「男性に妊活のタイムリミットはない」という勘違い

セミナーに登壇した産婦人科医の宋美玄


「男性にタイムリミットはない」という勘違い

一方で芸能人が60歳でもお父さんになったなどのニュースを見て、男女の間でも「男はいつまででも大丈夫だよね」と思っている方も多くいます。しかし、加齢とともに精子の状態も悪くなります。

女性ほど大きな影響はありませんが、男性も年齢とともに妊娠をさせづらくなります。精液の量も減るし、精子の運動率も減ります。たくさんお子さんがいらっしゃる方でも、年齢が上がると精液の所見が悪くて不妊治療をされた方もいます。

つまり、タイムリミットは男女ともにあるということです。

男性の検査では、出した精液を顕微鏡で見て、ちゃんと卵管の中を泳ぎ切れるような運動率であるか、濃度は足りているかなどの検査なので、身体の負担は女性と比べると少ないです。しかし、病院で容器をもらって提出するというのは精神的に大きな負担のようで、相手が精液検査を受けてくれないまま時間が経って今度は女性の方が高齢と言われる年になってしまうというのはよくある光景です。


講演に聞き入るメディア関係者

妊活は「ふたり」でやろう

妊活は女性が一人でやるものではなく、夫婦で協力していくことが大事です。妊活の時間短縮にもなりますし、夫婦関係にも良い影響があります。今まで妊活というと、女性が基礎体温を測ったり、排卵日を予測したり、「あなた、今日がチャンスよ」と言って夫に「うざがられ」たり、体にいいものを食べたりという女性主導のイメージでした。

しかし、WHOの調査では半分くらい男性側にも原因があると発表されました。この原因は精子だけではなく、勃起や射精など性機能にも関係すると言われています。そして、男性の100人に1人が無精子症と言われています。男性と女性がふたりで向き合う必要があります。
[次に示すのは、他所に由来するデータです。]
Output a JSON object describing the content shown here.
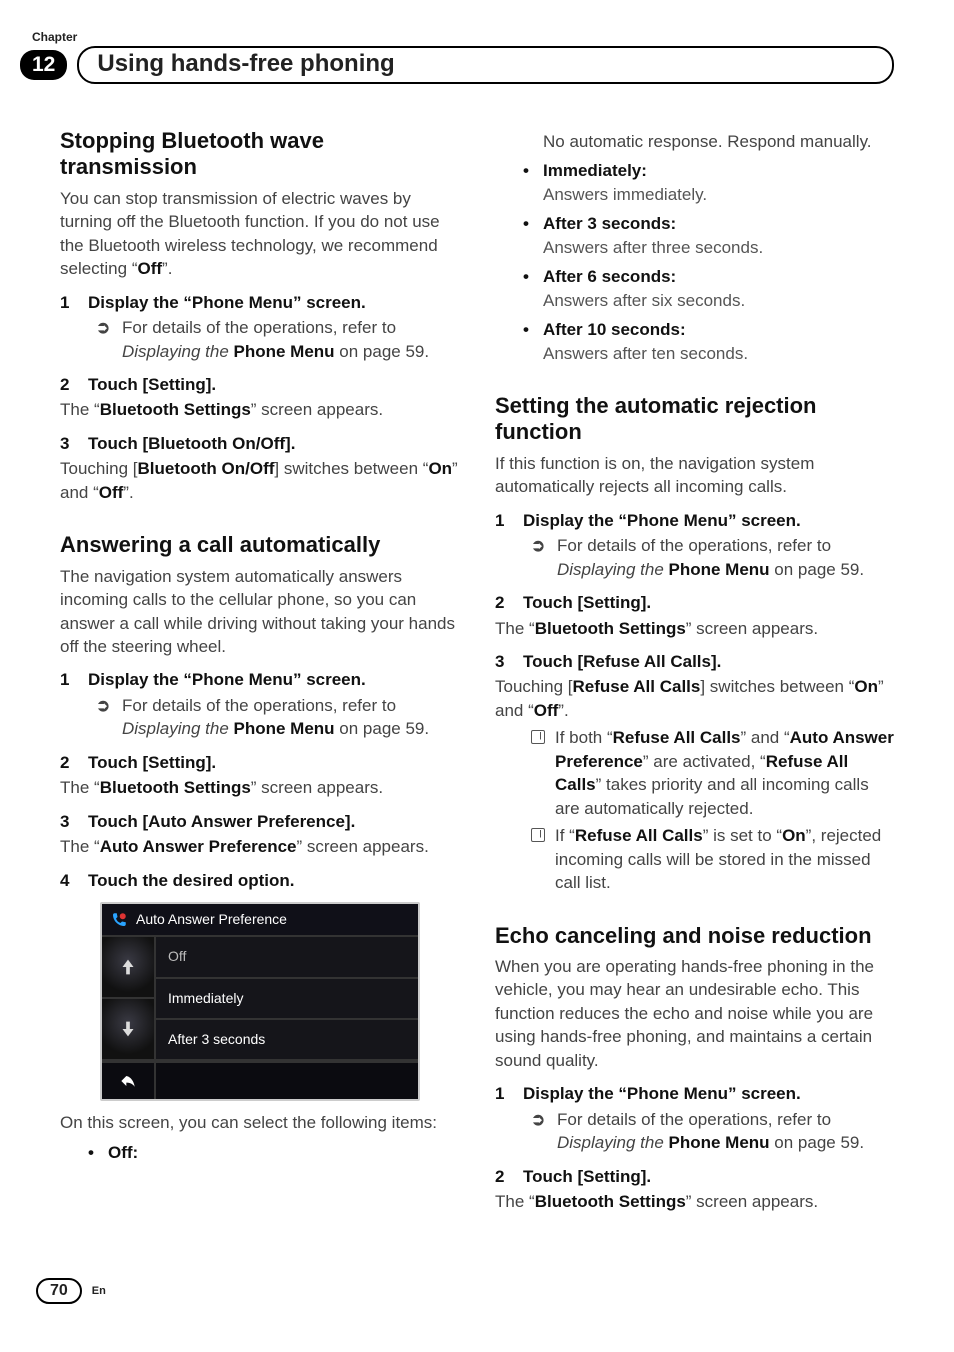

また、妊活ジェンダーギャップ調査の抜粋なんですが、やはり妊活はいいことばかりではありません。生理がくるたびにがっかりしたり、がっかりした妻の姿を見て、夫がプレッシャーを感じたり……。これらの困難に夫婦で一緒に取り組むことで、めでたく授かった場合、育児をするときも両方が当事者意識を持ちやすくなります。そうした未来を見据えても、夫婦で妊活に参画するのがいいかなと思います。